Students must be able to think for themselves, Douris says, because they will be faced with interpreting new information and understanding new treatments. Graduates must be able to question whether there is evidence to support this information, he notes, and be able to adapt to new techniques.
 
A WORTHY OCCUPATION

When it comes to NYIT’s OT program, Russ Tavroff (B.S. ’02) says it is the real-world training that prepared him for his chosen career. Tavroff, formerly a restaurant manager, is now director of OT at the Forestview Center for Rehabilitation in Queens, N.Y. He knew he wanted a career in medicine, and his wife, Sheri Pyser Tavroff (B.S. ’00), suggested OT. From the first, he says, “It grabbed me. I loved it.”
 
Sheri Tavroff says she chose NYIT because its program was brand-new when she attended and its professors were so enthusiastic.

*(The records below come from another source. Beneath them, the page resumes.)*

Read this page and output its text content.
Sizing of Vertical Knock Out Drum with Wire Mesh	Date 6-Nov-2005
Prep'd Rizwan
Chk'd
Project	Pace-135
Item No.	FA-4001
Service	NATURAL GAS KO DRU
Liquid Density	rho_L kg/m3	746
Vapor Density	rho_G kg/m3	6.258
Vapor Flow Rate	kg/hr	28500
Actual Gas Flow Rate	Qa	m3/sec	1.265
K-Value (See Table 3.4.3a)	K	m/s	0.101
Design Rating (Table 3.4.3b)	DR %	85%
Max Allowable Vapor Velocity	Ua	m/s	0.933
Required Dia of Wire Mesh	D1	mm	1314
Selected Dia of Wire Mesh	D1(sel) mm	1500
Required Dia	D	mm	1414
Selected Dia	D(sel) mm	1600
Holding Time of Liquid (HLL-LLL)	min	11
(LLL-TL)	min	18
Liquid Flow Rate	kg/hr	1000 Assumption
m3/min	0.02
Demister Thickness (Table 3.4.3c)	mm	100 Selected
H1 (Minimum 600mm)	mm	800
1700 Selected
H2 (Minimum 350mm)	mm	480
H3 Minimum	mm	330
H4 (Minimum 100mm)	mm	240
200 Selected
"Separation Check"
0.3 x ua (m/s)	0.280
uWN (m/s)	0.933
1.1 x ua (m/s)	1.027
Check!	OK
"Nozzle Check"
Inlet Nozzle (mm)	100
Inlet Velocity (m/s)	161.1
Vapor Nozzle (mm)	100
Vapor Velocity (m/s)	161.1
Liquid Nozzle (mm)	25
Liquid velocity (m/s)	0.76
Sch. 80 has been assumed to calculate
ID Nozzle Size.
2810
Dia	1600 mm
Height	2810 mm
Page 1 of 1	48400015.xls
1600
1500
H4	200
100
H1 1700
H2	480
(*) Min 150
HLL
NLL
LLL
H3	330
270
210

They were committed to making it the best program possible, she notes, and she felt like she and the program “grew together.”
 
In addition, she appreciates that students are required to try different types of clinics during their 32-weeks of internships. “It really encourages us to discover what we enjoy doing,” she says. She chose to specialize in pediatrics and now does homecare because it lets her spend more time with son Jake. Although the Tavroffs are expecting their second child, the strength of the OT job market should mean Sheri Tavroff won’t have trouble finding more work when she comes back from maternity leave.
 
Much of the current and future growth in the OT job market can be attributed to aging baby boomers. In addition, greater awareness of the need for a healthy lifestyle has played a part, says Plotnick. Furthermore, many companies are hiring OTs to help employees deal with ergonomics in the workplace.
 
Just as NYIT professors teach their students to be ready to adapt to the future, the School of Health Professions, Behavioral and Life Sciences is continuing to change and grow as the demand for its graduates increases.